With Jaguar Land Rover (JLR) finally trialling the technology it invested in last year, it looks as though the automotive industry is shifted up a gear when it comes to blockchain. Partnered with Circulor, JLR is using blockchain to promote fully verifiable transparency and sustainability across its leather supply chains. With GPS data, biometrics and QR codes wrapped together, this evolution in traceability will allow JLR to track the sourcing and carbon footprint of its leather from cattle to car. By employing blockchain, JLR hopes to follow through on their commitments to offer customers more ethical material choices, while improving its societal impact.
Blockchain application goes far beyond leather supply chains, however. Circular economies, carbon labelling and societal due diligence could all be facilitated at pace, in the public eye, via blockchain.

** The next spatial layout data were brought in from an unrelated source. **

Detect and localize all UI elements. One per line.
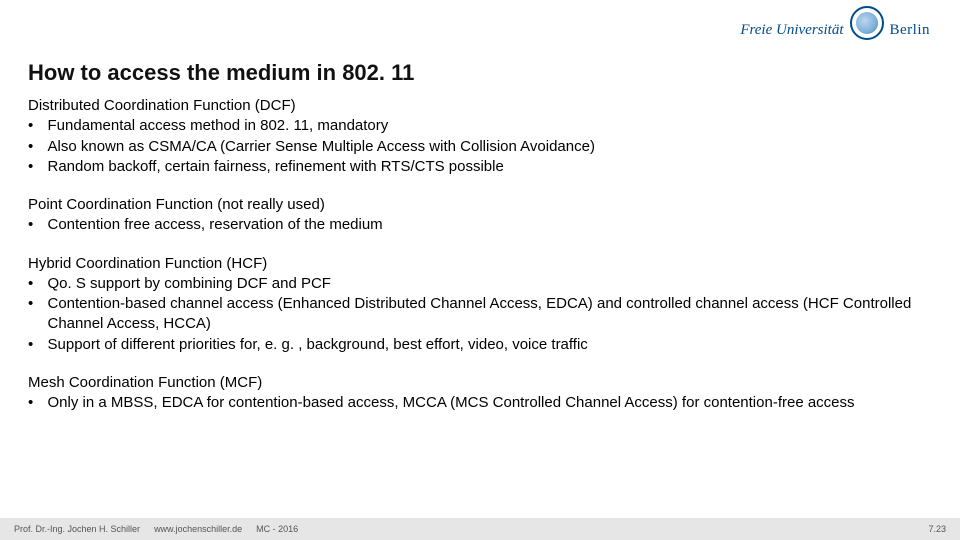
list-item: •Qo. S support by combining DCF and PCF bbox=[28, 274, 932, 294]
university-logo: Freie Universität Berlin bbox=[740, 6, 930, 40]
bullet-text: Random backoff, certain fairness, refine… bbox=[48, 157, 933, 177]
list-item: •Random backoff, certain fairness, refin… bbox=[28, 157, 932, 177]
footer-page: 7.23 bbox=[928, 524, 946, 534]
section-heading: Mesh Coordination Function (MCF) bbox=[28, 373, 932, 393]
list-item: •Fundamental access method in 802. 11, m… bbox=[28, 116, 932, 136]
section-hcf: Hybrid Coordination Function (HCF) •Qo. … bbox=[28, 254, 932, 355]
section-heading: Hybrid Coordination Function (HCF) bbox=[28, 254, 932, 274]
footer-course: MC - 2016 bbox=[256, 524, 298, 534]
section-heading: Point Coordination Function (not really … bbox=[28, 195, 932, 215]
section-pcf: Point Coordination Function (not really … bbox=[28, 195, 932, 236]
slide-title: How to access the medium in 802. 11 bbox=[28, 60, 414, 86]
section-mcf: Mesh Coordination Function (MCF) •Only i… bbox=[28, 373, 932, 414]
bullet-text: Also known as CSMA/CA (Carrier Sense Mul… bbox=[48, 137, 933, 157]
list-item: •Contention-based channel access (Enhanc… bbox=[28, 294, 932, 335]
slide-body: Distributed Coordination Function (DCF) … bbox=[28, 96, 932, 431]
list-item: •Support of different priorities for, e.… bbox=[28, 335, 932, 355]
bullet-text: Support of different priorities for, e. … bbox=[48, 335, 933, 355]
bullet-text: Contention-based channel access (Enhance… bbox=[48, 294, 933, 335]
list-item: •Contention free access, reservation of … bbox=[28, 215, 932, 235]
list-item: •Also known as CSMA/CA (Carrier Sense Mu… bbox=[28, 137, 932, 157]
list-item: •Only in a MBSS, EDCA for contention-bas… bbox=[28, 393, 932, 413]
bullet-text: Contention free access, reservation of t… bbox=[48, 215, 933, 235]
logo-text: Freie Universität Berlin bbox=[740, 6, 930, 40]
logo-berlin: Berlin bbox=[890, 22, 931, 39]
seal-icon bbox=[850, 6, 884, 40]
slide-footer: Prof. Dr.-Ing. Jochen H. Schiller www.jo… bbox=[0, 518, 960, 540]
footer-author: Prof. Dr.-Ing. Jochen H. Schiller bbox=[14, 524, 140, 534]
bullet-text: Fundamental access method in 802. 11, ma… bbox=[48, 116, 933, 136]
logo-fu: Freie Universität bbox=[740, 22, 843, 39]
section-heading: Distributed Coordination Function (DCF) bbox=[28, 96, 932, 116]
bullet-text: Only in a MBSS, EDCA for contention-base… bbox=[48, 393, 933, 413]
slide: Freie Universität Berlin How to access t… bbox=[0, 0, 960, 540]
section-dcf: Distributed Coordination Function (DCF) … bbox=[28, 96, 932, 177]
bullet-text: Qo. S support by combining DCF and PCF bbox=[48, 274, 933, 294]
footer-url: www.jochenschiller.de bbox=[154, 524, 242, 534]
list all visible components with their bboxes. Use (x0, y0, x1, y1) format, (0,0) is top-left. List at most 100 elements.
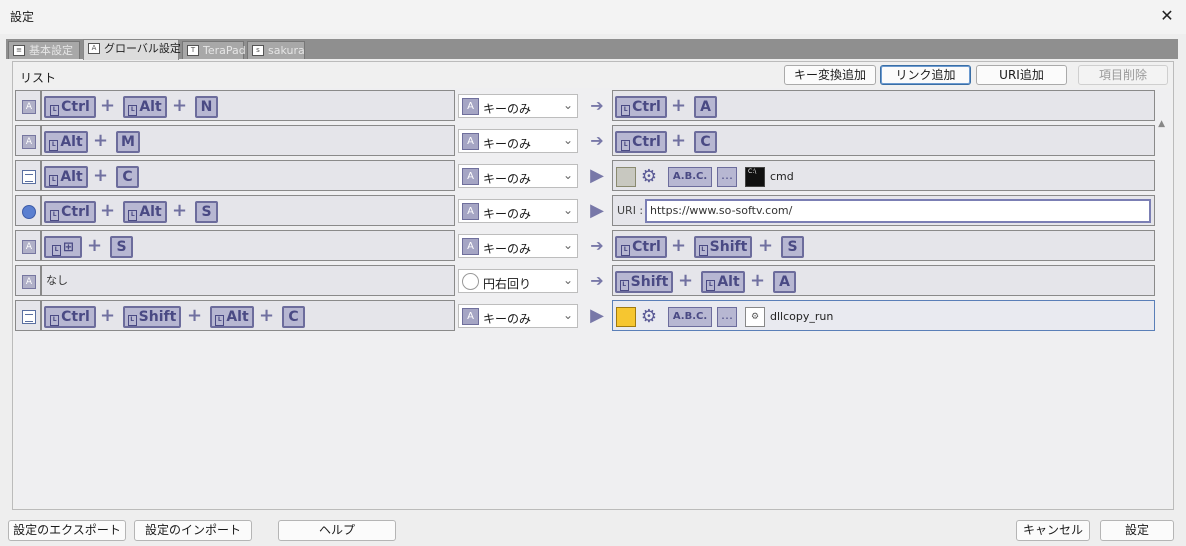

This move by JLR echoes the trends we are seeing happen in other industries too. In the Food & Beverage sector, organisations like Ferrero and Olam Food Ingredients have committed to improve the traceability of products at risk of unethical sourcing, meaning we may start to see more widespread adoption of blockchain usage in other industries with complex supply chains.
But blockchain is not a panacea. Its energy consumption can be substantial, and traceability must be accompanied by impact. Fortunately, we’re not the only ones to recognise this risk. This year, over 150 supporters banded together to support the Crypto Climate Accord, an ambitious initiative to see blockchain powered by 100% renewable energy by 2025.
So, what’s the bottom line? JLR and others are showing promise when it comes to improving their supply chain sustainability. Traceability, especially when it comes to carbon footprint and ethical sourcing, is a big step in the right direction and blockchain can play a part in making that happen. The next step will be implementing a well thought out impact strategy. With visible and verified data, organisations can have a greater ability to take positive action across their supply chains, but they need to ensure their blockchain is run sustainably and their good intentions don’t produce counteractive consequences.